Conditions. La controverse est un artifice. Elle exige d’abord de savoir comprendre la thèse adverse, celle qu’on entend discuter. Or, comprendre requiert forcément d’aimer. L’opinion d’autrui doit donc être acceptée comme ce qu’elle est : une opinion estimable et estimée, qui vaut la peine d’être connue en raison de la personne qui l’a émise. Partout où l’on ne respecte plus autrui, la controverse dégénère. Les réseaux sociaux sont typiques de ce point de vue. Soit la controverse cesse d’exister, car on écoute que soi ou l’on est attentif qu’aux opinions de ceux qui vous approuvent. Soit elle présente l’opinion d’autrui de façon caricaturale, voire grotesque, pour se mettre mieux à même de l’écarter d’un revers de la main. Ayons à l’esprit que le combat amical d’idées permet de corriger ce qu’il y a d’excessif dans l’une et l’autre thèse. L’une prouve trop, l’autre pas assez ? Grâce à des ajustements successifs, l’on parvient autant que possible à la connaissance de la vérité.
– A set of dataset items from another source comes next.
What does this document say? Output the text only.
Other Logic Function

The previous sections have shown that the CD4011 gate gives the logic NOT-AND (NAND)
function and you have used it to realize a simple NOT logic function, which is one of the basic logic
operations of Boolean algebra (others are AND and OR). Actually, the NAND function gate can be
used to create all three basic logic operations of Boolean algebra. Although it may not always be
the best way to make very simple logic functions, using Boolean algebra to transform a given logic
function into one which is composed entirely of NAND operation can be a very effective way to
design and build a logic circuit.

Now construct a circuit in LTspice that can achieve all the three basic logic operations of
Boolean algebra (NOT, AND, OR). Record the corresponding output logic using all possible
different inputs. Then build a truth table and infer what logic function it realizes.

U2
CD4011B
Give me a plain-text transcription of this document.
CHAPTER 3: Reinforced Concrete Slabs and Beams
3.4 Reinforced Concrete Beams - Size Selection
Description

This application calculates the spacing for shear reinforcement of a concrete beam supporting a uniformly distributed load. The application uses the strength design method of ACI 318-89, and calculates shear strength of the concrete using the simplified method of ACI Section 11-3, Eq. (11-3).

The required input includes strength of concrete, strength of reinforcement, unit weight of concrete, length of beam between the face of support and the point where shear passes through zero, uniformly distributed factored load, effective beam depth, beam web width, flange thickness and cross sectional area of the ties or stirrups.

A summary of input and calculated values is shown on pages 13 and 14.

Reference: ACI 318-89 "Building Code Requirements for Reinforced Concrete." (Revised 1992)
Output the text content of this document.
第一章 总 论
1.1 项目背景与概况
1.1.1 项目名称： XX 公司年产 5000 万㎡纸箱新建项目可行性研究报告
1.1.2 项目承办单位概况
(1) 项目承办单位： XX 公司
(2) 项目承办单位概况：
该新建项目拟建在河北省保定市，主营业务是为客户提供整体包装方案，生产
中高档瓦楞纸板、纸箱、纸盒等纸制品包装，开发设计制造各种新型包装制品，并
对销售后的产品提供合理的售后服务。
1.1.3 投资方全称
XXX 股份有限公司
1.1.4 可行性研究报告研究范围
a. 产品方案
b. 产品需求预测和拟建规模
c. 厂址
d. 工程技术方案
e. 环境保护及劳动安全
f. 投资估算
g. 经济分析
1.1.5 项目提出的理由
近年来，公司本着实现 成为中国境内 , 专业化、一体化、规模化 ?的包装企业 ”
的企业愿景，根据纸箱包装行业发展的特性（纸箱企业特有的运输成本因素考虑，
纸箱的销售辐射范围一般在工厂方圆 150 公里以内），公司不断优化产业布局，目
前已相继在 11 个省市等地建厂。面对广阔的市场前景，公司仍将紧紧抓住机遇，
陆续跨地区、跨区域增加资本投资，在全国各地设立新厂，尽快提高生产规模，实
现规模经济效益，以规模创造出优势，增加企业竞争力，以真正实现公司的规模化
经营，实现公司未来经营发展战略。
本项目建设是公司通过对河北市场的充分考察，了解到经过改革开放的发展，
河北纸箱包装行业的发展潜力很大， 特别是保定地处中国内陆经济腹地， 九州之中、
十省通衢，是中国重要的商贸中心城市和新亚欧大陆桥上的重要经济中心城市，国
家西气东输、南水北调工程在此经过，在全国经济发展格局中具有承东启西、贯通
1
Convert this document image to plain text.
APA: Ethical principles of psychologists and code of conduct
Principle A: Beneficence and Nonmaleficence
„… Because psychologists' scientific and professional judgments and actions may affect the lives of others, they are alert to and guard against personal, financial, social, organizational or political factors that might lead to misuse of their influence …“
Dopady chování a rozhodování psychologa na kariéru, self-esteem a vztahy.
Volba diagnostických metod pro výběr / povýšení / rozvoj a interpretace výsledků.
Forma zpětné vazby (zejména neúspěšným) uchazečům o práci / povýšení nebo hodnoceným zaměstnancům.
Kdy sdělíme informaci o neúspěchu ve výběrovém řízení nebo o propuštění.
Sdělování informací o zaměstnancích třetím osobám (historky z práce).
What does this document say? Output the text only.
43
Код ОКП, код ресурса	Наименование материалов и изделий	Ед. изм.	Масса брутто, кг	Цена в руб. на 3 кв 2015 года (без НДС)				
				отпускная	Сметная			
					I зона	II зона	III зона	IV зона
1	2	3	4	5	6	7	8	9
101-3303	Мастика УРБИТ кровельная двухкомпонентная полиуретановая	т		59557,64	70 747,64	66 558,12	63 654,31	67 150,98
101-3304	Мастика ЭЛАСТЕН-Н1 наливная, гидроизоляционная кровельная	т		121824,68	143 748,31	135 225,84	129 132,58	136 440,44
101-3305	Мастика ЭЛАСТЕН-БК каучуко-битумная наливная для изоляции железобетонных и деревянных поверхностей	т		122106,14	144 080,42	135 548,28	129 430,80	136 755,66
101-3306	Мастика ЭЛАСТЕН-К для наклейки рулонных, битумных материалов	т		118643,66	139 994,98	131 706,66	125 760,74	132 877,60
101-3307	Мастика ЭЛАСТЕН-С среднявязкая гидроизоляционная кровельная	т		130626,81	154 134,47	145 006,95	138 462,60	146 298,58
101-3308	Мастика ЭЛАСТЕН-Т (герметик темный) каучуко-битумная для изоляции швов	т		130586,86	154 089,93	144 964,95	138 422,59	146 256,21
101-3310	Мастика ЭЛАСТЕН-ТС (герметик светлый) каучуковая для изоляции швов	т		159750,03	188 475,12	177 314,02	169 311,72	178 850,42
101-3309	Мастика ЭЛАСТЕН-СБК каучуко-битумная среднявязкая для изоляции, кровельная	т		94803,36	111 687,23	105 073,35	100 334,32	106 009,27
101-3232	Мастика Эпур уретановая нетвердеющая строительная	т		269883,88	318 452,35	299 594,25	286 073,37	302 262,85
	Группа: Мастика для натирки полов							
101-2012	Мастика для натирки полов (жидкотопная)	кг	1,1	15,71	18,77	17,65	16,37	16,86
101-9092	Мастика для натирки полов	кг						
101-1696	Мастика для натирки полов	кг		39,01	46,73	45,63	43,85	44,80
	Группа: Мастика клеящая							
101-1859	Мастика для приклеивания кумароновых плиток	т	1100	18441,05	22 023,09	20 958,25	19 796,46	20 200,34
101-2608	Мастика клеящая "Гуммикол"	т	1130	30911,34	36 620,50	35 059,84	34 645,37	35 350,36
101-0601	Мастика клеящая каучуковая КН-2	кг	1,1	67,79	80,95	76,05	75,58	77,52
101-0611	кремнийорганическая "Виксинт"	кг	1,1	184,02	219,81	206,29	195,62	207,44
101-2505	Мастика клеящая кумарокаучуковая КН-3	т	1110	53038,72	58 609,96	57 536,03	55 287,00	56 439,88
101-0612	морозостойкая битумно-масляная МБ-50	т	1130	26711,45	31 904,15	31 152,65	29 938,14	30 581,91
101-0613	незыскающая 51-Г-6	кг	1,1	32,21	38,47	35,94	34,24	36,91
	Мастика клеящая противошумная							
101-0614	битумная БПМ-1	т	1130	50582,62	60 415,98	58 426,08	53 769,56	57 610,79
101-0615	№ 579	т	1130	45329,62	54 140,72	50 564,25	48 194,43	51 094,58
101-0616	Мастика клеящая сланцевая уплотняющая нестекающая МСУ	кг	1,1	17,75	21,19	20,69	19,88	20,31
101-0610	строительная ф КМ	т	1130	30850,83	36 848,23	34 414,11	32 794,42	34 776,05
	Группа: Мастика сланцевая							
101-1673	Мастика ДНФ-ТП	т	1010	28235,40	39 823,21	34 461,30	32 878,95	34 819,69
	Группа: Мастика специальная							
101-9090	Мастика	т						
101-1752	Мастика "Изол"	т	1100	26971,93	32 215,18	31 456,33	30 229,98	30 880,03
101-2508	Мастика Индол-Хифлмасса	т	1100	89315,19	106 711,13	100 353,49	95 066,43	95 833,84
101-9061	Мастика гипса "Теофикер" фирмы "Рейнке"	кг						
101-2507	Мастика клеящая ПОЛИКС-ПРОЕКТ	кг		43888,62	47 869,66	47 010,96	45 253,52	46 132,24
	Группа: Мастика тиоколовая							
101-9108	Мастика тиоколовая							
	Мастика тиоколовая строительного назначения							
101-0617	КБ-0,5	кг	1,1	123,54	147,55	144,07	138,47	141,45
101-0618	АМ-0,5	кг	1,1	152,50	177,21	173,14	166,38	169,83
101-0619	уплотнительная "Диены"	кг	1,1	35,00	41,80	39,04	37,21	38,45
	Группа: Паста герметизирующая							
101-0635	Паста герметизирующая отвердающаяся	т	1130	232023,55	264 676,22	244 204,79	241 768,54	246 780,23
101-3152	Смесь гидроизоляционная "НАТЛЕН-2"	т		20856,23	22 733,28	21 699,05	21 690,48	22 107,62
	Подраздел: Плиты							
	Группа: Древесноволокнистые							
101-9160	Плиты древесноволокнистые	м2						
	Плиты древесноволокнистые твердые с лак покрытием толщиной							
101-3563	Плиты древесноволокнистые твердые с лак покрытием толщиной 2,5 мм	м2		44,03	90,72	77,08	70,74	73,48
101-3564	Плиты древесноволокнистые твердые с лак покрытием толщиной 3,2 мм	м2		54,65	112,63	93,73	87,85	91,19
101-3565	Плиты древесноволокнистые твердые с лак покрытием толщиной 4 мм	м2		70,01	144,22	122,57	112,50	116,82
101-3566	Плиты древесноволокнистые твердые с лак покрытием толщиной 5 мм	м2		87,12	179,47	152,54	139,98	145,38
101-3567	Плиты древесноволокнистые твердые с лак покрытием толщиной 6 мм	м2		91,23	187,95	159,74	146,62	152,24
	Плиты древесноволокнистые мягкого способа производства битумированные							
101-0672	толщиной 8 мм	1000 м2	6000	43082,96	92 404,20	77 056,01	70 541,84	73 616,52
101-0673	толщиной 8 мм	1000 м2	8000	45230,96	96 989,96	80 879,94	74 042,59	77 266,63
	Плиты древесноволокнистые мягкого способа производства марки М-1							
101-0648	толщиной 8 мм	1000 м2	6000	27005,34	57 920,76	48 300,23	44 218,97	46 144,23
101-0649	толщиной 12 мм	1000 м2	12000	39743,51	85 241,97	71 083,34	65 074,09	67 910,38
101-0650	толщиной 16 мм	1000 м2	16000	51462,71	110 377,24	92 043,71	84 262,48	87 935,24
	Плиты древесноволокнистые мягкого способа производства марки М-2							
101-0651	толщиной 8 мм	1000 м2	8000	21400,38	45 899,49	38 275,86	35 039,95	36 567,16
Thomas d’Aquin exhortait ses lecteurs : « si quelqu’un veut écrire contre mes solutions, il me sera très agréable. Il n’est en effet aucune manière de découvrir la vérité et de réfuter l’erreur, qu’en se défendant contre les opposants » (in De la perfection de la vie chrétienne, in fine). Que veut-il signifier par là ? Eh bien qu’il attend qu’on le lise et qu’on le comprenne comme un hommage non à sa personne mais à la vérité.

La controverse est encore difficile, car il faut savoir défendre. Il faut savoir défendre sa propre conception des choses. Pour cela, il faut bien avoir compris les thèses adverses. Il faut surtout avoir su discerner les points sur lesquels ces thèses se trouvent, selon notre avis, défaillantes. Chose faite, il faut construire une argumentation en réplique. Aristote conseille ceci : « à l’égard de toute thèse, il faut se mettre en quête d’arguments à la fois pour et contre. Une fois éprouvés, il faut aussitôt rechercher comment on peut les réfuter. De cette façon, il se trouvera qu’on s’est en même temps exercé tant à peser des questions qu’à y répondre. Et si nous n’avons personne avec qui discuter c’est avec nous-même que nous le ferons ».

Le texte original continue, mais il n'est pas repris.